Les parties ont été régulièrement averties du jour de l’audience.
Ont été entendus au cours de l’audience publique du 15 avril 2025 :
- le rapport de Mme Kurekhyan, rapporteure ;
- les explications de M. T., entendu en langue russe et assisté d’une interprète assermentée ;
- et les observations de Me Nunes.
Considérant ce qui suit :
Sur la demande d’asile :
1. Aux termes de l’article 1er, A, 2 de la convention de Genève du 28 juillet 1951 et du protocole signé à New York le 31 janvier 1967, doit être considérée comme réfugiée toute personne qui « craignant avec raison d’être persécutée du fait de sa race, de sa religion, de sa nationalité, de son appartenance à un certain groupe social ou de ses opinions politiques, se trouve hors du pays dont elle a la nationalité et qui ne peut, ou, du fait de cette crainte, ne veut se réclamer de la protection de ce pays ».

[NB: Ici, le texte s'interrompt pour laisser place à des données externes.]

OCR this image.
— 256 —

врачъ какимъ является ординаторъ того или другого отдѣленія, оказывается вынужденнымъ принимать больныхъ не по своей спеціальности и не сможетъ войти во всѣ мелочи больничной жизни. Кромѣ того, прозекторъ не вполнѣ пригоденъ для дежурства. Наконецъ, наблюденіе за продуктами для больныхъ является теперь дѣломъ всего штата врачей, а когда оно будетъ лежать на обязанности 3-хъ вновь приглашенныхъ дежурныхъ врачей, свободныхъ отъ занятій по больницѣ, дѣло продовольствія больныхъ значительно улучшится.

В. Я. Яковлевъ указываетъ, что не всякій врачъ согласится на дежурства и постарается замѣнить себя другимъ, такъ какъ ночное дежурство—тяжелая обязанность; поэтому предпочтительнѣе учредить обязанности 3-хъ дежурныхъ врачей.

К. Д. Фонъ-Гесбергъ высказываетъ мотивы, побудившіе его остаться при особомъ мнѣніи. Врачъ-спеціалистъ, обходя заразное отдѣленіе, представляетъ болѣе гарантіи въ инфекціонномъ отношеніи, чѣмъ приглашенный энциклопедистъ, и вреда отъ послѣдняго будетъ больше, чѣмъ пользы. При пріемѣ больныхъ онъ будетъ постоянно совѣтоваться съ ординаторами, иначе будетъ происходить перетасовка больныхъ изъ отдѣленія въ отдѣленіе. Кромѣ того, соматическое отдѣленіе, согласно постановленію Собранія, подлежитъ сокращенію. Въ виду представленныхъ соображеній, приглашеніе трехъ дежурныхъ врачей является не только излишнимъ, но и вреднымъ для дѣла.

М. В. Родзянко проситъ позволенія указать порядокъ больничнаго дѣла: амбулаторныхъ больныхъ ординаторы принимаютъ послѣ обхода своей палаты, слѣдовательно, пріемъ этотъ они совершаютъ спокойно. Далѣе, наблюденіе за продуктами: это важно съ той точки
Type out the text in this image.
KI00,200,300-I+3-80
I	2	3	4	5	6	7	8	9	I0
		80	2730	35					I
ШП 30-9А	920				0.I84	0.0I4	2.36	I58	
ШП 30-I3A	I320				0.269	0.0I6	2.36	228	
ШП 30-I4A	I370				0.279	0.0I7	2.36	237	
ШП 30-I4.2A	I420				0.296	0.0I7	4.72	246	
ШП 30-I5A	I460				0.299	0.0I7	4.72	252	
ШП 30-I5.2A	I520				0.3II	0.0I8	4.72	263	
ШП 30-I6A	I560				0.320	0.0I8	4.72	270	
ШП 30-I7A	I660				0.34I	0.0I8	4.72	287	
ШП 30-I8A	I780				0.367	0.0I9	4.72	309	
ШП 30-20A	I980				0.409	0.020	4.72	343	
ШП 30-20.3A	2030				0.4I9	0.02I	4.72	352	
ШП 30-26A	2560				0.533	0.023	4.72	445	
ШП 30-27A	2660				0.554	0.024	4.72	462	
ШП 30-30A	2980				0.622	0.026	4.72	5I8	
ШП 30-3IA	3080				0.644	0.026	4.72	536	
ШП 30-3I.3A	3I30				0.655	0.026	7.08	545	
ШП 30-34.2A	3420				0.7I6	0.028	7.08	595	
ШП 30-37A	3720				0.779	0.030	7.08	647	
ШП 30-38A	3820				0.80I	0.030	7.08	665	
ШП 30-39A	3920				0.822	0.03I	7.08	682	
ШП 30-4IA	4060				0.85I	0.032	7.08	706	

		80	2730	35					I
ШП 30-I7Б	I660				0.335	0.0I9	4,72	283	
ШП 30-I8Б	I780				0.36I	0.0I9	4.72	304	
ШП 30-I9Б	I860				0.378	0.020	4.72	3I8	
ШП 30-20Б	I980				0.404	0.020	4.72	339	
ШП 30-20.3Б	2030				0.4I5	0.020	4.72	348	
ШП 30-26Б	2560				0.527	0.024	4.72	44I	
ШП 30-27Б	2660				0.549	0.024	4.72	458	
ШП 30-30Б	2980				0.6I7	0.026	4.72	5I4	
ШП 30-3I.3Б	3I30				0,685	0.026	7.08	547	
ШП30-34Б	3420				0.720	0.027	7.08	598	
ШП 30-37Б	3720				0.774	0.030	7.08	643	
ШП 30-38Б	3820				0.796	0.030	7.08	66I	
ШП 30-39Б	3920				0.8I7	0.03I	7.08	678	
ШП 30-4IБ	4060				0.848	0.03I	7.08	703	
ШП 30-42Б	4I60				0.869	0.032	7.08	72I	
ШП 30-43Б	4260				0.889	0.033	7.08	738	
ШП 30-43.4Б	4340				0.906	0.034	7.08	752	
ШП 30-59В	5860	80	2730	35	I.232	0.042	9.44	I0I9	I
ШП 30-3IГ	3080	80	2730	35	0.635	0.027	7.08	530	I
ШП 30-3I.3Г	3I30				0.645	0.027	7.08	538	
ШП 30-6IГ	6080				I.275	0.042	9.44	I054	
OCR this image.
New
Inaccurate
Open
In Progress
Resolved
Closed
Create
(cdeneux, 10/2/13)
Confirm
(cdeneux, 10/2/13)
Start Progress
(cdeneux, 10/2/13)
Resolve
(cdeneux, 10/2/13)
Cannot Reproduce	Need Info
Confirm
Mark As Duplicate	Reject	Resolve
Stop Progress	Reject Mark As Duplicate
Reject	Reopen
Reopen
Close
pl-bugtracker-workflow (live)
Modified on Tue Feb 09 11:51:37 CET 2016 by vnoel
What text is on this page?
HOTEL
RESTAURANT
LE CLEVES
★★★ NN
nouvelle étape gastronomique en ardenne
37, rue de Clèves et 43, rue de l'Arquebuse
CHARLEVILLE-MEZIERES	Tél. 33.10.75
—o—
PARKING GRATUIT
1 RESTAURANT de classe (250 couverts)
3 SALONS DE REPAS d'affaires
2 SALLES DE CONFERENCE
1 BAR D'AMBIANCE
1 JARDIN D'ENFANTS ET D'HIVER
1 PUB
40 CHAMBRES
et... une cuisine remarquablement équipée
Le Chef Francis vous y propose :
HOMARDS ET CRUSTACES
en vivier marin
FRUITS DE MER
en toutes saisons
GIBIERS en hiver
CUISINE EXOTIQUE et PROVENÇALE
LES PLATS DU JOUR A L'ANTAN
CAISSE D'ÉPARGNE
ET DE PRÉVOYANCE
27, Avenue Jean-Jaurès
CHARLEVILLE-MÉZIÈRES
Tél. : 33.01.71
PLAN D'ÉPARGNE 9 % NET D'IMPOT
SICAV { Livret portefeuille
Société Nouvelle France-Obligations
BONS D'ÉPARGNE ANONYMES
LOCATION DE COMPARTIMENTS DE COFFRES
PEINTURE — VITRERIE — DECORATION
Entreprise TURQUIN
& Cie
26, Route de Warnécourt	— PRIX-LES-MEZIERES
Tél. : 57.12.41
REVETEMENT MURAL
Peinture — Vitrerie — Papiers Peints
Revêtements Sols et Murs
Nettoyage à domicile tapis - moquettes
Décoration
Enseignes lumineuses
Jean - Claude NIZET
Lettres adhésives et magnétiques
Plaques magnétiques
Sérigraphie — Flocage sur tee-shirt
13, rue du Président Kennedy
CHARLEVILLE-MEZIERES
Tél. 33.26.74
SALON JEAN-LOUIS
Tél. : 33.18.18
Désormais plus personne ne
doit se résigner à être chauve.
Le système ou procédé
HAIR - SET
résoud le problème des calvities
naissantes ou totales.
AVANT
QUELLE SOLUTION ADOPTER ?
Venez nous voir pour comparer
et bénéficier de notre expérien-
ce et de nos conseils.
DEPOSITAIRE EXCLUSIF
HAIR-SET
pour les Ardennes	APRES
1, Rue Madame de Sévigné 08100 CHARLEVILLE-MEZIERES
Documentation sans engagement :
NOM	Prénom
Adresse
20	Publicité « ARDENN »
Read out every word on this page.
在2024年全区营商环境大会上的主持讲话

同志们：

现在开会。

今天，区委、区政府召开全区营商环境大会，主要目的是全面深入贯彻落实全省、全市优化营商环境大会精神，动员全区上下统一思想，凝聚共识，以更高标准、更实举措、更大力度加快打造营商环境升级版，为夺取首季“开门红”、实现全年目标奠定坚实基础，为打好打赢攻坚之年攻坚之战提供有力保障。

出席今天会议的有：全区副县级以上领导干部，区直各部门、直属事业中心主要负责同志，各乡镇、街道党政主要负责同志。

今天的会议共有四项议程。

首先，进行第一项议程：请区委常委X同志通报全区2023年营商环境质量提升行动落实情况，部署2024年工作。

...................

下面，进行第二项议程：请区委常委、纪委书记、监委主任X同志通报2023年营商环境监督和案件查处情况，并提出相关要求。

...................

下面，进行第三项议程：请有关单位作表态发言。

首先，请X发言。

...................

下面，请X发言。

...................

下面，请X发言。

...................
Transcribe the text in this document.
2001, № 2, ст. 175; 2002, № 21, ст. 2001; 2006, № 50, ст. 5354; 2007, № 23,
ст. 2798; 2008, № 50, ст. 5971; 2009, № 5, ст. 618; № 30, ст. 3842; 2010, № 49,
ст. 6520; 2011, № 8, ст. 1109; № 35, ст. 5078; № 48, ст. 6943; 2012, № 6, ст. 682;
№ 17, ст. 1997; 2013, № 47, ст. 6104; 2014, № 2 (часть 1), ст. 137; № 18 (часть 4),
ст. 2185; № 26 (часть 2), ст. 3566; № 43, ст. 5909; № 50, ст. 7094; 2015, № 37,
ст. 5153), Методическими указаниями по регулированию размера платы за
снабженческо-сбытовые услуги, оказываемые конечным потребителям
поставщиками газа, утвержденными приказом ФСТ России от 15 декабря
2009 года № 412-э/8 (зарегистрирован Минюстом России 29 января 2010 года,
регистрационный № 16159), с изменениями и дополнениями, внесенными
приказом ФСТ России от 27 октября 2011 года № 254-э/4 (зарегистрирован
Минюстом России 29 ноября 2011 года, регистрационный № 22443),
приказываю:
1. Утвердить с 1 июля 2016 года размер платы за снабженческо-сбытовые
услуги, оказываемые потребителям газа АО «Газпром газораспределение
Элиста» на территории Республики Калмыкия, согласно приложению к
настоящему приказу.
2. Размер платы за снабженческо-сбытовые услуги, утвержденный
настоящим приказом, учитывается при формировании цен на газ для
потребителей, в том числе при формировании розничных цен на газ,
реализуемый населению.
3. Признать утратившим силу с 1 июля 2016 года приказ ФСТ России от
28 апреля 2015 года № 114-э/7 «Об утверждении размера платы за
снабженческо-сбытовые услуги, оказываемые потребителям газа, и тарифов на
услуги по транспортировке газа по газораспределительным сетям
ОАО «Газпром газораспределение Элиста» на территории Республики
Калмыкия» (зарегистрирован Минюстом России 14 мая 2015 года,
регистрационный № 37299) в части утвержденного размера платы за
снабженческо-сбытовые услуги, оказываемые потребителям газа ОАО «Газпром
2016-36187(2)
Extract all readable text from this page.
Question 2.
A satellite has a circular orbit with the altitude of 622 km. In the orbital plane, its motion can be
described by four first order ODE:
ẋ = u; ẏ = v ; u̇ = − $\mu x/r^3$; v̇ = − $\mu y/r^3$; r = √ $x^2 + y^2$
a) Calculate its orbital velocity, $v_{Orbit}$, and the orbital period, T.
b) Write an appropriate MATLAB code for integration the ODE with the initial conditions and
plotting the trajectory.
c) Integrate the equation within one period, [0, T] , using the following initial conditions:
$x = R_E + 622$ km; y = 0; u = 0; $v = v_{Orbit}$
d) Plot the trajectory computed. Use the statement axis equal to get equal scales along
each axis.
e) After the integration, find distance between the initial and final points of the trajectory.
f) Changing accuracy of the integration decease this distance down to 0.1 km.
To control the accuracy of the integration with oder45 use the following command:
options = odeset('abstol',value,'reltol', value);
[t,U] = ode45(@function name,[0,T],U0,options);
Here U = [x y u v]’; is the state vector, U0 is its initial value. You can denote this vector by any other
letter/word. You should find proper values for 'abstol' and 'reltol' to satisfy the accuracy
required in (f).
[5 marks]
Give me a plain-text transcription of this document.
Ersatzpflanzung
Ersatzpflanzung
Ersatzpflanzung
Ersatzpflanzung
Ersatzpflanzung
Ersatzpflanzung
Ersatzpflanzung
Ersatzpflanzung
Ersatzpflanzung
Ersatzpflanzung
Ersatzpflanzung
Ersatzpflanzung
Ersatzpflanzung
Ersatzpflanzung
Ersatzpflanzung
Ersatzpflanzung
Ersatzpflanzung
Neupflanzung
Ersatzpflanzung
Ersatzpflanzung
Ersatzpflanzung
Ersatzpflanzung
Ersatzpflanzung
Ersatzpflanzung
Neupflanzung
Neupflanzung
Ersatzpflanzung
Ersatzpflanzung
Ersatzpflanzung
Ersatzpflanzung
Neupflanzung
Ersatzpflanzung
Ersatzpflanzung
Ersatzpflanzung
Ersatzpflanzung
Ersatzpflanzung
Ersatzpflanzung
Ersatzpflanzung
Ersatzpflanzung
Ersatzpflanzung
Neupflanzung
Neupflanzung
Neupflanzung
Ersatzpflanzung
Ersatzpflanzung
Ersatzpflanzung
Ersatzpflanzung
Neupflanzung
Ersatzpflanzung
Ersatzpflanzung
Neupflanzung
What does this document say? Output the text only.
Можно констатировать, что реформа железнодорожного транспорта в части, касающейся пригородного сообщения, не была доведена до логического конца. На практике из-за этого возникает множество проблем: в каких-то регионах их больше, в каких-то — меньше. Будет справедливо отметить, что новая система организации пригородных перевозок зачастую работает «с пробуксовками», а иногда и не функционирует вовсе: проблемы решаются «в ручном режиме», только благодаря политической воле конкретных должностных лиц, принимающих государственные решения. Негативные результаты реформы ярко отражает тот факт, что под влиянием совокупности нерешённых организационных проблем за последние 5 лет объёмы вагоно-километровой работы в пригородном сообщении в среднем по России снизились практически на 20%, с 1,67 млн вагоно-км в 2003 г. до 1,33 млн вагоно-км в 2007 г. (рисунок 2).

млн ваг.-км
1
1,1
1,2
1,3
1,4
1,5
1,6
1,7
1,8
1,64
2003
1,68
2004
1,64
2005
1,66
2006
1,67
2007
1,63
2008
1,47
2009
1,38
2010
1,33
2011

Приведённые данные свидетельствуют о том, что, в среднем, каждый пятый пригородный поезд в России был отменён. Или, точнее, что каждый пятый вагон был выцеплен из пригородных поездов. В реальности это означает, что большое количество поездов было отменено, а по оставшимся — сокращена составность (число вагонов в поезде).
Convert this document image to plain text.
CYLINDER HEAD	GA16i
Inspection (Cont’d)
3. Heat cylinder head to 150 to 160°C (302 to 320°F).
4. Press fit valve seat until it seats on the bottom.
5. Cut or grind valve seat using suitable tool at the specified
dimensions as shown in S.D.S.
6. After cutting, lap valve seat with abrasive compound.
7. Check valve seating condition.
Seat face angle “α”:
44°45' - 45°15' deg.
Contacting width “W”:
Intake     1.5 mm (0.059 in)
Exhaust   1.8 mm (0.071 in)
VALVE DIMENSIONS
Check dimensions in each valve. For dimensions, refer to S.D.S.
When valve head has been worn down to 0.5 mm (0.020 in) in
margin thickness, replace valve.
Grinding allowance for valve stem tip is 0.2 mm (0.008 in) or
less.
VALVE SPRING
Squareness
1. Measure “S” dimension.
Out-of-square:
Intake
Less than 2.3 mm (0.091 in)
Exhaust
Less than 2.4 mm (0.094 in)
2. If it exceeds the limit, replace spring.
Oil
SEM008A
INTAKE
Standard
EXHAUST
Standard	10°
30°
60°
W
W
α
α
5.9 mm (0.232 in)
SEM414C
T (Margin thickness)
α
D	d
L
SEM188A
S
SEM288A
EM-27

2. Aux termes de l’article L. 512-1 du code de l’entrée et du séjour des étrangers et du droit d’asile : « Le bénéfice de la protection subsidiaire est accordé à toute personne qui ne remplit pas les conditions pour se voir reconnaître la qualité de réfugié mais pour laquelle il existe des motifs sérieux et avérés de croire qu’elle courrait dans son pays un risque réel de subir l’une des atteintes graves suivantes : / 1° La peine de mort ou une exécution ; / 2° La torture ou des peines ou traitements inhumains ou dégradants ; / 3° S’agissant d’un civil, une menace grave et individuelle contre sa vie ou sa personne en raison d’une violence qui peut s’étendre à des personnes sans considération de leur situation personnelle et résultant d’une situation de conflit armé interne ou international ».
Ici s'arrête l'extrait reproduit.